Beyond data centres, VPPs are already widely utilised across the C&I sector to provide capacity to wholesale markets. FERC Order 2222 opened up wholesale markets to VPPs in September 2020 and ensured “the rules of engagement have been set”, according to Spry. The speed at which these rules have been rolled out varies across jurisdictions, however, with Rauscher saying the wider impact has yet to emerge.
“The pace of change in wholesale markets is glacial. What we have seen unfortunately is FERC order 2222, which was an attempt to open up the wholesale markets to aggregation, falling at on its face. Market operators are not used to aggregations of many different systems, they haven’t broken out of that mindset yet,” he says.
Hertz-Shargel agrees: “There’s a cultural trust issue that needs to be further resolved at utilities. Getting buy-in from operations and planning teams is the key limitation in getting a VPP procured from customers to be fully leaned on by the utility and truly leveraged.”

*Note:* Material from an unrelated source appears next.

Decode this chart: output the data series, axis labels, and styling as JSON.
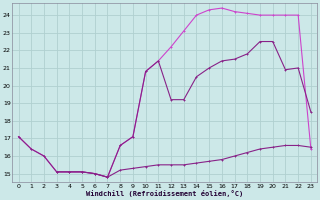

Rauscher continues: “There are no technical, hardware and software barriers to providing VPP services to data centres to meet that increasing demand on the grid [but] commercially you cannot because you would take a loss and negatively impact your customers. Over the next decade, if we could have meaningful access to wholesale markets, that could be a very big unlock.
The key to this unlock, according to Spry, will come when the capabilities of distributed energy resources aggregation are viewed equally to traditional assets. “If they perform exactly the same, they should be remunerated the same. That would be the single most influential piece of regulation that could come through,” he says.
In order for this to be achieved, utilities need to be incentivised to procure capacity from VPPs in the same way that encourages them to build new physical infrastructure, which allows them to claim a regulated rate of return from the investment. If utilities were able to earn a similar form of return on the operational expenses associated with aggregating capacity, or by meeting requirements under performance incentive mechanisms, VPPs would benefit from a level playing field. This could be delivered if state regulators encouraged utilities to set up VPPs in their markets, potentially through the kind of mandates that have allowed renewables to flourish.
Rauscher agrees: “I just would love for regulators around the country to do their job and push utilities to have a VPP in their territory. VPPs are not nearly as complex as people think that they are. The utility does not need to bring a case before their regulator to spend money on new smart meters or software systems or anything like that in order to have a VPP.”
While progress is likely to be made on a state-by-state level, Hertz-Shargel argues that the National Association of Regulatory Utility Commissioners has a role to play in getting utility commissions to collaborate on a standardised framework to ensure prices achievable by VPPs match their value.
Once regulators and utilities are fully cognisant of the benefits offered by VPPs and motivated to make good use of the assets already connected to the grid, the threat posed by data centres could be lessened substantially. Without these aggregated resources, data centres may be left in the queue alongside every other energy resource trying to muscle on to the grid, stunting growth within a digital age reliant on ever-growing data capacity.
As Hledik states: “It’s in everyone’s interest to make VPPs a bigger part of the equation. Utilities and data centre interests are aligned here and they both will benefit from getting this load connected.”